Exceptions to the Rule in Foss v Harbottle (a) Preliminary Points A number of matters must be established first:
(i) The company is entitled to the remedy - shareholder cannot have a wider right to bring an action than the company itself would have had.
(ii) It is not possible to petition under CA s.459 or IA 1986 s.122(1)(g) (these will usually be easier).
(iii)The action falls within one of the recognised exceptions to the Rule in Foss v Harbottle.
(iv) It is not possible to obtain authority to bring an action in the company’s name (i.e. must show the company has decided not to sue).

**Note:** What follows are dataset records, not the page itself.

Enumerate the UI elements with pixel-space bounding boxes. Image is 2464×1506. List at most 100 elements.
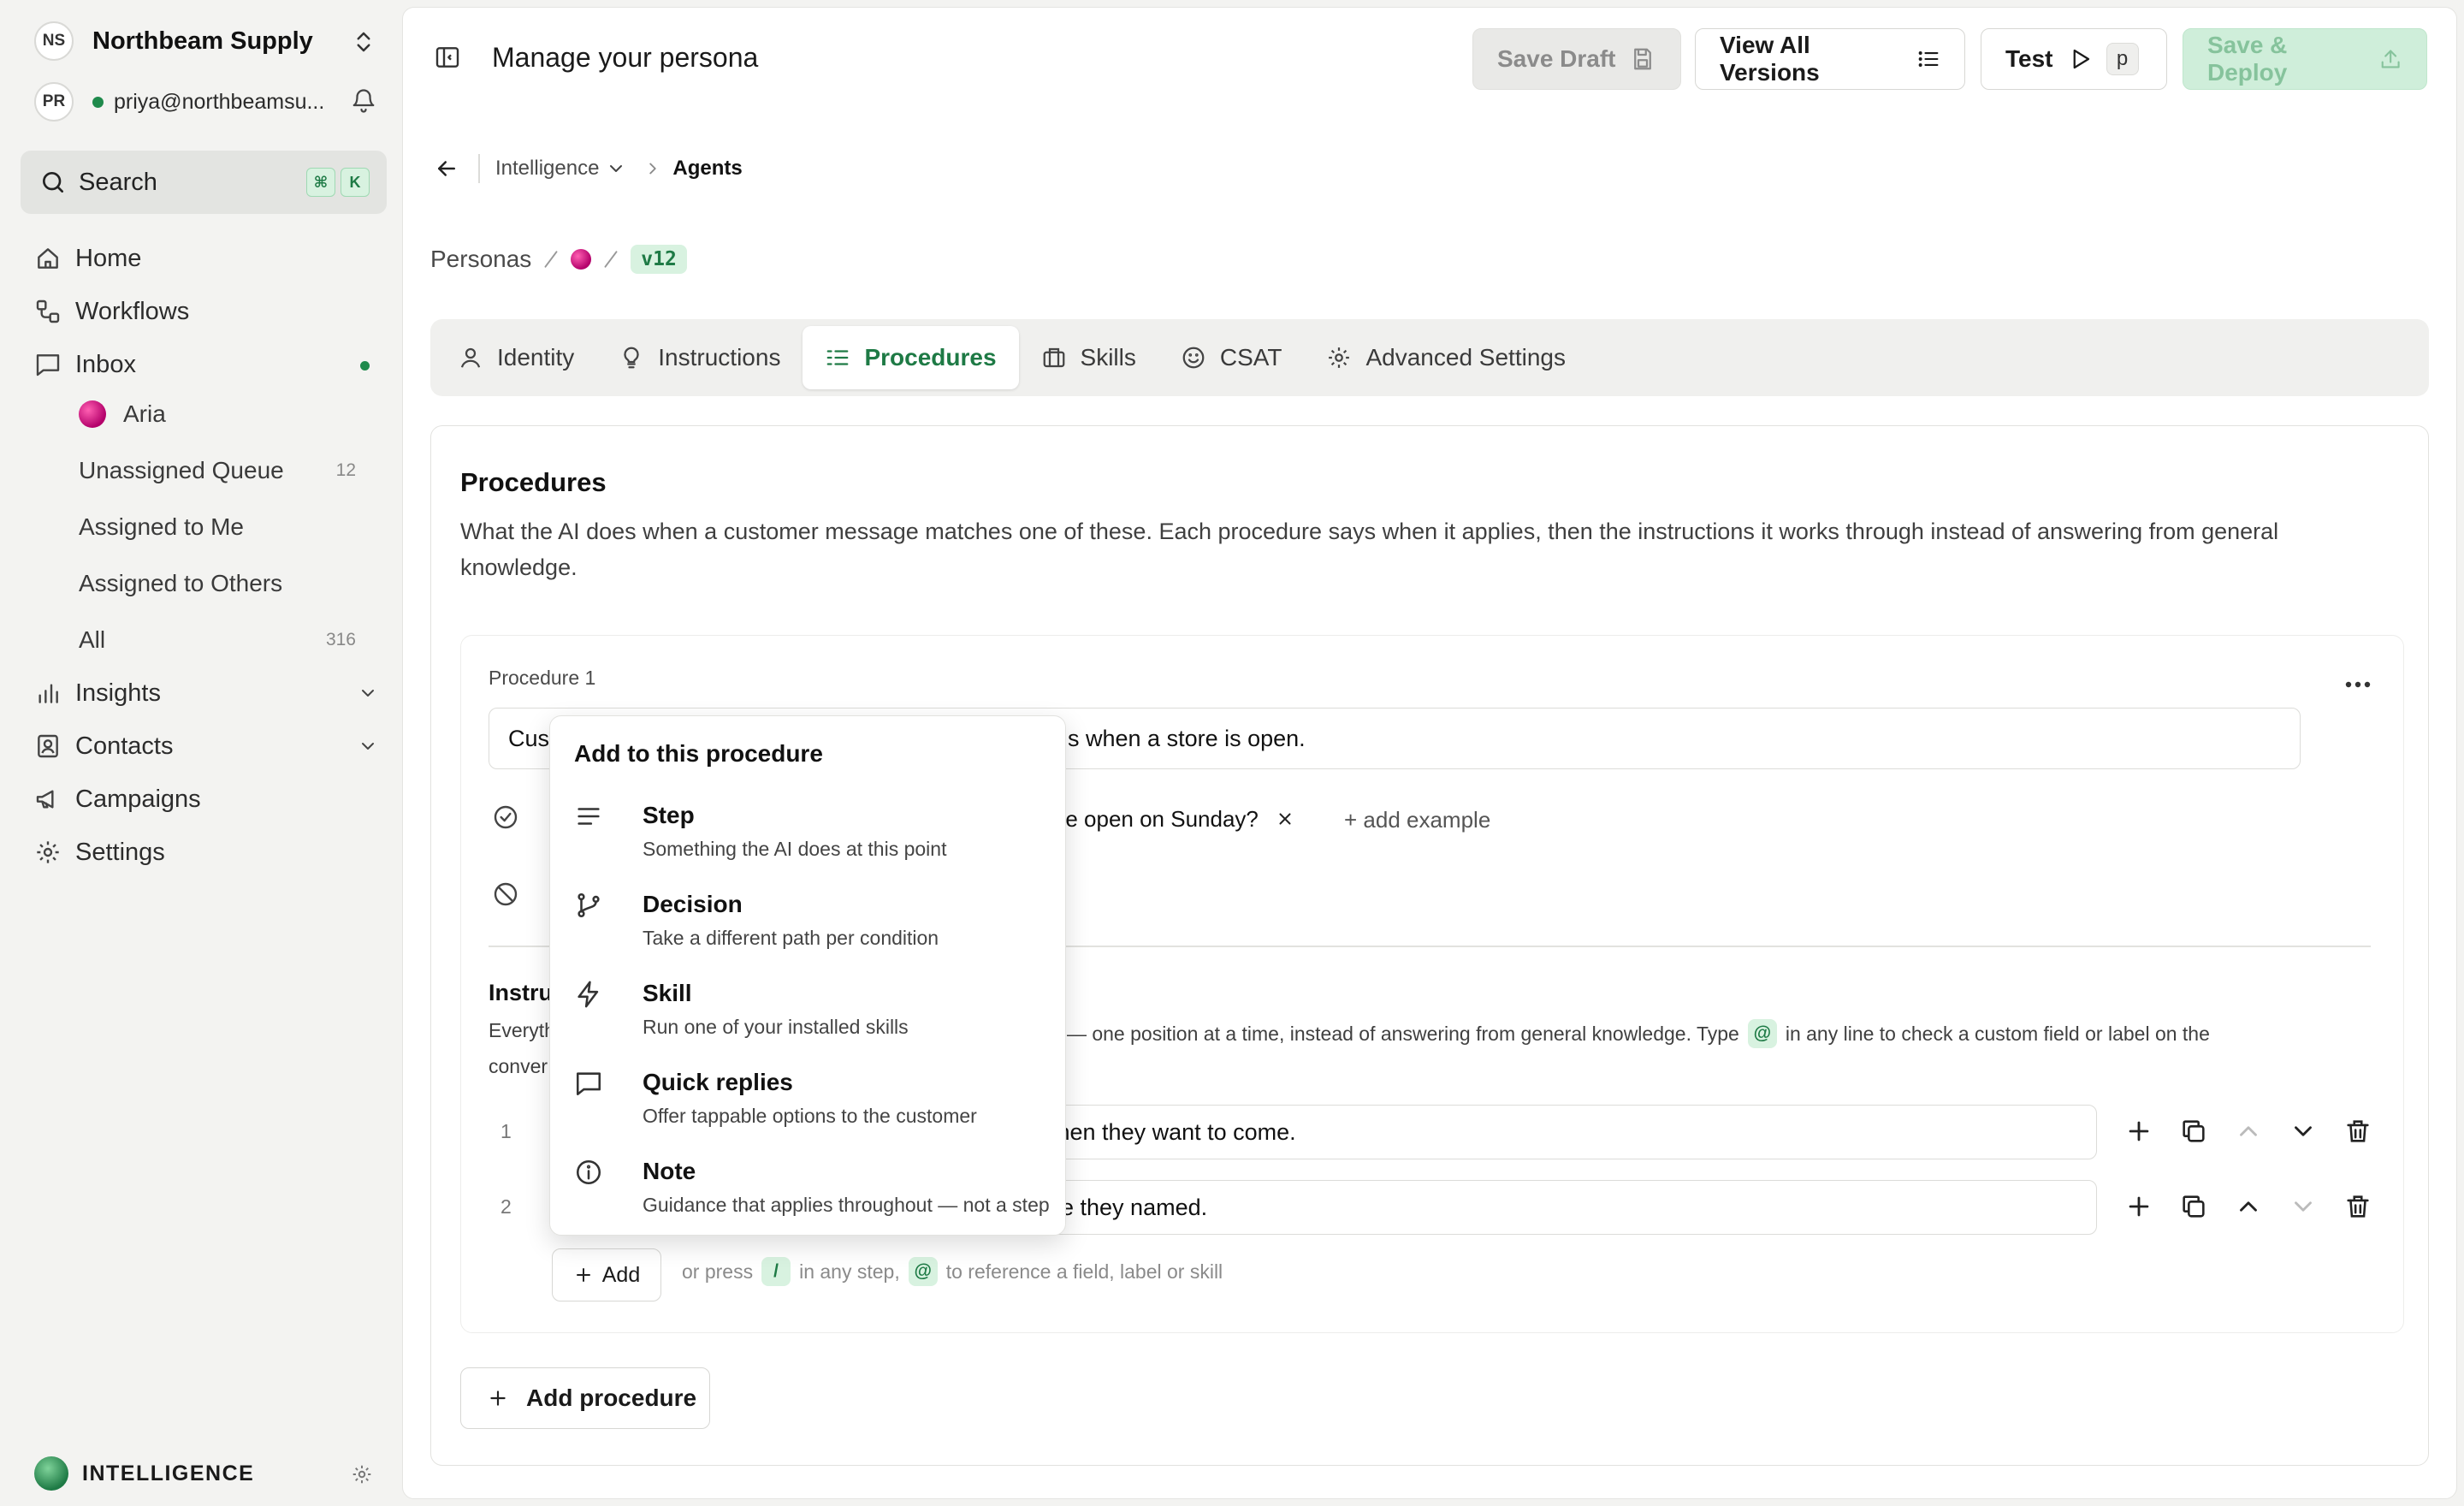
info-icon — [576, 1159, 601, 1185]
copy-icon[interactable] — [2179, 1117, 2208, 1146]
menu-item-note[interactable]: Note Guidance that applies throughout — … — [571, 1151, 1050, 1233]
breadcrumb-section[interactable]: Intelligence — [495, 157, 599, 181]
example-text: tore open on Sunday? — [1040, 805, 1259, 832]
branch-icon — [578, 892, 600, 918]
more-options-icon[interactable] — [2343, 679, 2372, 691]
sidebar-item-label: Inbox — [75, 350, 136, 378]
view-versions-button[interactable]: View All Versions — [1695, 28, 1965, 90]
gear-icon — [37, 841, 59, 863]
user-menu[interactable]: PR priya@northbeamsu... — [34, 82, 376, 122]
search-button[interactable]: Search ⌘ K — [21, 151, 387, 214]
chevron-down-icon[interactable] — [606, 158, 626, 179]
brand-logo — [34, 1456, 68, 1491]
step-number: 1 — [500, 1120, 512, 1142]
step-number: 2 — [500, 1195, 512, 1218]
tab-instructions[interactable]: Instructions — [596, 326, 803, 389]
sidebar-item-home[interactable]: Home — [34, 238, 385, 279]
menu-item-decision[interactable]: Decision Take a different path per condi… — [571, 884, 1050, 966]
tab-identity[interactable]: Identity — [435, 326, 596, 389]
chevron-down-icon[interactable] — [2289, 1192, 2318, 1221]
chevron-up-icon[interactable] — [2234, 1192, 2263, 1221]
trash-icon[interactable] — [2343, 1192, 2372, 1221]
test-shortcut-key: p — [2106, 43, 2139, 75]
tab-advanced-settings[interactable]: Advanced Settings — [1304, 326, 1588, 389]
chevron-up-icon[interactable] — [2234, 1117, 2263, 1146]
sidebar-item-inbox[interactable]: Inbox — [34, 344, 385, 385]
workspace-switcher[interactable]: NS Northbeam Supply — [34, 21, 376, 61]
chevron-down-icon — [362, 743, 374, 750]
k-key: K — [341, 168, 370, 197]
briefcase-icon — [1043, 347, 1064, 368]
sidebar-item-label: Contacts — [75, 732, 174, 760]
inbox-sub-label: Aria — [123, 400, 166, 427]
sidebar-toggle-icon[interactable] — [434, 44, 461, 71]
sidebar-item-campaigns[interactable]: Campaigns — [34, 779, 385, 820]
chevron-down-icon[interactable] — [2289, 1117, 2318, 1146]
procedures-heading: Procedures — [460, 467, 607, 497]
menu-item-desc: Run one of your installed skills — [643, 1016, 909, 1038]
instructions-heading: Instru — [489, 980, 554, 1005]
test-button[interactable]: Test p — [1981, 28, 2167, 90]
instructions-desc-wrap: conver — [489, 1055, 548, 1077]
hint-text: in any step, — [799, 1260, 900, 1283]
inbox-sub-aria[interactable]: Aria — [79, 394, 370, 435]
add-step-button[interactable]: Add — [552, 1248, 661, 1301]
menu-item-step[interactable]: Step Something the AI does at this point — [571, 795, 1050, 877]
copy-icon[interactable] — [2179, 1192, 2208, 1221]
upload-icon — [2381, 50, 2400, 68]
tab-skills[interactable]: Skills — [1019, 326, 1158, 389]
version-badge[interactable]: v12 — [631, 245, 687, 274]
chevron-right-icon — [649, 163, 657, 175]
example-chip: tore open on Sunday? — [1040, 795, 1294, 843]
list-icon — [1918, 51, 1939, 67]
menu-item-quick-replies[interactable]: Quick replies Offer tappable options to … — [571, 1062, 1050, 1144]
slash-separator-icon — [544, 251, 558, 268]
plus-icon[interactable] — [2124, 1117, 2153, 1146]
slash-key-chip: / — [761, 1257, 791, 1286]
sidebar-item-workflows[interactable]: Workflows — [34, 291, 385, 332]
bell-icon[interactable] — [351, 87, 376, 115]
plus-icon[interactable] — [2124, 1192, 2153, 1221]
inbox-sub-assigned-to-others[interactable]: Assigned to Others — [79, 563, 370, 604]
tab-label: Advanced Settings — [1365, 344, 1566, 371]
user-email: priya@northbeamsu... — [114, 89, 325, 114]
bolt-icon — [578, 981, 599, 1008]
menu-item-title: Step — [643, 802, 695, 828]
inbox-sub-count: 12 — [335, 460, 356, 480]
tab-csat[interactable]: CSAT — [1158, 326, 1305, 389]
save-draft-button[interactable]: Save Draft — [1472, 28, 1681, 90]
persona-root-link[interactable]: Personas — [430, 246, 531, 273]
inbox-sub-all[interactable]: All 316 — [79, 620, 370, 661]
add-example-link[interactable]: + add example — [1344, 807, 1490, 833]
menu-item-title: Skill — [643, 980, 692, 1006]
menu-item-desc: Take a different path per condition — [643, 927, 939, 949]
sidebar-item-label: Insights — [75, 679, 161, 707]
workspace-avatar: NS — [34, 21, 74, 61]
sidebar-item-settings[interactable]: Settings — [34, 832, 385, 873]
close-icon[interactable] — [1276, 809, 1294, 828]
sidebar-item-insights[interactable]: Insights — [34, 673, 385, 714]
tab-procedures[interactable]: Procedures — [803, 326, 1019, 389]
add-procedure-button[interactable]: Add procedure — [460, 1367, 710, 1429]
save-deploy-button[interactable]: Save & Deploy — [2183, 28, 2427, 90]
inbox-sub-label: All — [79, 626, 106, 653]
menu-item-skill[interactable]: Skill Run one of your installed skills — [571, 973, 1050, 1055]
gear-icon — [1329, 347, 1350, 368]
back-arrow-icon[interactable] — [434, 156, 459, 181]
inbox-sub-unassigned[interactable]: Unassigned Queue 12 — [79, 450, 370, 491]
inbox-sub-label: Assigned to Others — [79, 570, 283, 596]
at-mention-chip: @ — [1747, 1019, 1777, 1048]
search-shortcut: ⌘ K — [306, 168, 370, 197]
breadcrumb-current: Agents — [672, 157, 743, 180]
menu-title: Add to this procedure — [574, 740, 823, 767]
hint-text: to reference a field, label or skill — [945, 1260, 1223, 1283]
inbox-sub-assigned-to-me[interactable]: Assigned to Me — [79, 507, 370, 548]
search-icon — [43, 172, 63, 193]
procedure-label: Procedure 1 — [489, 667, 596, 689]
sidebar-item-contacts[interactable]: Contacts — [34, 726, 385, 767]
sidebar-item-label: Campaigns — [75, 785, 201, 813]
lines-icon — [578, 808, 600, 825]
gear-icon[interactable] — [351, 1463, 373, 1485]
trash-icon[interactable] — [2343, 1117, 2372, 1146]
persona-path: Personas v12 — [430, 240, 687, 278]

(b) The Recognised Exceptions Edwards v Halliwell (Case 90) identified four exceptions:
- Fraud on the minority by wrongdoers in control
- Invasion of members personal rights
- Ultra vires acts
- Material procedural irregularities
In reality, only the first of these is a true exception to Foss - the others are cases where the Rule has no application.
(i) Fraud on the Minority by Wrongdoers in Control
"Control" = voting control (50% + 1 vote) - but some suggestion that de facto control is enough:
Prudential Assurance v Newman Industries (Case 91)
"Fraud" = unconscionable use of majority power resulting in loss to or discrimination against the minority.
Negligence is not enough to amount to fraud:
Pavlides v Jensen (Case 92)
But "self-serving" negligence might be:
Daniels v Daniels (Case 93)
Oppression of the minority will be regarded as fraud:
Menier v Hooper’s Telegraph Works (Case 94)
Cook v Deeks (Case 82)
Also conduct which is an abuse of majority powers:
Estmanco v GLC (Case 95)
(ii) Invasion of Personal Rights
Invasion of the shareholder’s personal rights is not really an exception to the rule in Foss v Harbottle - because the shareholder would be the proper person to bring the action:
Wood v Odessa Waterworks Co (Case 47)
Salmon v Quinn & Axtens Ltd (Case 51)
(iii) Illegal or Ultra Vires Acts
Any shareholder is entitle to bring an action to restrain the company from doing something which is outside the company’s objects.
(iv) Material Procedural Irregularities
General rule that the courts will not interfere with the internal management of a company when an action is brought by a shareholder does not apply if the act done by the company was one which required a special majority which was not obtained.
If this exception did not exist, the company would be able to act in breach of its own constitution.